Today, 99% of intercontinental telecommunications traffic is transmitted via submarine fibre-optic cables, with less than 1% of the remaining traffic carried through satellite systems. As demand continues to increase for a low-latency digital economy, Equinix and Southern Cross are committed to maintaining low-carbon footprints of subsea cables by designing for sustainability and embracing shared metrics, as recommended by Sustainability Subsea Networks.
The SX NEXT cable offers the lowest latency path from Australia and New Zealand to Los Angeles in the US, connecting to Equinix’s LA4 Los Angeles International Business Exchange (IBX) data centre. Southern Cross has had a long-term relationship with Equinix due to its global presence, expertise in providing state-of-the-art subsea infrastructure and its access to dense, rich ecosystems of networks, clouds, financial and IT service providers.
The SX NEXT cable enhances network performance across industries in the region and boosts the aggregate capacity of Southern Cross’ existing Trans-Pacific ecosystem by approximately 500%. Southern Cross also utilises Platform Equinix to provide critical on-ramps to the Southern Cross network ecosystem at SY1 and SY5 Sydney data centres, as well as SV1 and SV8 in Silicon Valley and LA1 in Los Angeles.
With the release of 400GbE (Layer 1 and 2) capability on the Southern Cross network in early 2023, customers can now take advantage of the lowest latency, secure 400G data centre inter-connections between key Equinix facilities in Sydney, Australia and the US West Coast.
The subsea cable momentum has continued worldwide as Digital Transformation remains a global priority for enterprises.
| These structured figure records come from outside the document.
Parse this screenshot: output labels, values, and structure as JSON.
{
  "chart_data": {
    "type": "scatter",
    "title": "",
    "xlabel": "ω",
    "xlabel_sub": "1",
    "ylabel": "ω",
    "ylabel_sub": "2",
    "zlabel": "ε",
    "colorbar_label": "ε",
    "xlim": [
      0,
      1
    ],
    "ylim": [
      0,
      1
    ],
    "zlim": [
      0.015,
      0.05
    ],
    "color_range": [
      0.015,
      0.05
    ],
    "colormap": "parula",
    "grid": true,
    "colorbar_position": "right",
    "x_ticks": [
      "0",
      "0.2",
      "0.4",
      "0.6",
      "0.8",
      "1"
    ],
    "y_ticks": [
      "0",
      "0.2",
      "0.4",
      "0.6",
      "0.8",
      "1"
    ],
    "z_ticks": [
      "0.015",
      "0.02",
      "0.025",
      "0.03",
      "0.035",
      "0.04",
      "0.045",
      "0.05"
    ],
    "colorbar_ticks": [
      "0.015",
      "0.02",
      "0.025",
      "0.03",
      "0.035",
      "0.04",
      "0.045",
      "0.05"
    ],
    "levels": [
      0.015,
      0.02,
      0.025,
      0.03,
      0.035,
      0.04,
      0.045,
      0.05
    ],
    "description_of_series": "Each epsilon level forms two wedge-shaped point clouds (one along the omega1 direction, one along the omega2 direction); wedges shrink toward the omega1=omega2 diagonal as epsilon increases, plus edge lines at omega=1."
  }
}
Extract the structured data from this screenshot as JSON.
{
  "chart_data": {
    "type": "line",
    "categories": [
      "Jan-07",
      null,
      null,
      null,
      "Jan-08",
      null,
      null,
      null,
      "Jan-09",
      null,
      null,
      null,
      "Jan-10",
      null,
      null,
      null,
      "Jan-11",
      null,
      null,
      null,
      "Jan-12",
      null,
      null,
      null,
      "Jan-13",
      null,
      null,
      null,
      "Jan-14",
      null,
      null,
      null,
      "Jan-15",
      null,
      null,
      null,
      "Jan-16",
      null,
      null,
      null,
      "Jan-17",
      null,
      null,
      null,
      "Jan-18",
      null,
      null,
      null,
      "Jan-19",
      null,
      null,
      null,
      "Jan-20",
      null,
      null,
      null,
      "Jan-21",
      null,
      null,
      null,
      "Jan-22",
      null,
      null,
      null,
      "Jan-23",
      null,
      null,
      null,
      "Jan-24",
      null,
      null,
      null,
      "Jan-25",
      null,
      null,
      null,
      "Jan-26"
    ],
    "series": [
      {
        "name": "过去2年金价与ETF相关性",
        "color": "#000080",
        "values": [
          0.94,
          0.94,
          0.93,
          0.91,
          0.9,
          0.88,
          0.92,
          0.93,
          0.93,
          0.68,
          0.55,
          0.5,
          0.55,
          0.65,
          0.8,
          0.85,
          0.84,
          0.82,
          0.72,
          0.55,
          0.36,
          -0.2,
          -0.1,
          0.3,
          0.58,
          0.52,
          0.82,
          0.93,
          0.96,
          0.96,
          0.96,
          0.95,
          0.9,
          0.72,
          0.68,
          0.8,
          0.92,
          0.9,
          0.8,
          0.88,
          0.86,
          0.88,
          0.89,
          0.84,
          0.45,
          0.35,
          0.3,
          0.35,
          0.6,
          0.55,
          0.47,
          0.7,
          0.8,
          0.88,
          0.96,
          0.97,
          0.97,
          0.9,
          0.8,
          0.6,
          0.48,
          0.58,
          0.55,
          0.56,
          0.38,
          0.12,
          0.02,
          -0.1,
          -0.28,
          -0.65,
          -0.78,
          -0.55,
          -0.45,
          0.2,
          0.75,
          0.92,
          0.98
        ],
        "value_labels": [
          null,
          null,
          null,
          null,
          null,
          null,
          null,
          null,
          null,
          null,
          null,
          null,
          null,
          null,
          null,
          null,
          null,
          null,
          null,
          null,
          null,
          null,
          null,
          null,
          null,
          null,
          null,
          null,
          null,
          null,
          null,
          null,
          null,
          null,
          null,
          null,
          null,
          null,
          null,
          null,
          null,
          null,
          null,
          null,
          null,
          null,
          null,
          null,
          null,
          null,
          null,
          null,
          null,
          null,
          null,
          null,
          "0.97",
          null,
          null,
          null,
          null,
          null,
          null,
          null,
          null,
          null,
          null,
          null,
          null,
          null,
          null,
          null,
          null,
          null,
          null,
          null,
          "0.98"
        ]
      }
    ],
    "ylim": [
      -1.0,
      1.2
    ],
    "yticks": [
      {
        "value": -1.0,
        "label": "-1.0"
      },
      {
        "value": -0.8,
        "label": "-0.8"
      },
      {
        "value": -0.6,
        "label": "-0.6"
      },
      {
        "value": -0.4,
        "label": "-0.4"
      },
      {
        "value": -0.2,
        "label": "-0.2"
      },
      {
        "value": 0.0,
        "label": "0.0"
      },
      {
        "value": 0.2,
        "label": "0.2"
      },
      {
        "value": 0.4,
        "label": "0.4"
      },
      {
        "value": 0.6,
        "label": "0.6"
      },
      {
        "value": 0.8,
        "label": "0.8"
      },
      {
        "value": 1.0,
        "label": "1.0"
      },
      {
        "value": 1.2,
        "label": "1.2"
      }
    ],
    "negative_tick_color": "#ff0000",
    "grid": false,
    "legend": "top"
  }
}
Equinix’s footprint of 250 IBX and xScale data centres in 71 global markets across 32 countries provides the metro Edge Points-of-Presence (PoPs) required to deliver low-latency interconnection for transporting increasing volumes of internet traffic. At Equinix, subsea cable owners and operators can deploy cable landing stations that open gateways between continents and interconnect businesses around the world.
The need for additional capacity between Australia and the US is driven by increased demand for cloud services, content, digital media and e-commerce capabilities, a sign of the growing maturity of the Australian digital economy. Content providers are the primary trans-Pacific bandwidth consumers, accounting for almost 78% of bandwidth in 2022. Their increasing demand only began in 2015; prior to that, internet backbone providers held the largest share of the market. Since then, the demand gap between the two has continued to widen as content providers have maintained their rapid growth over the years.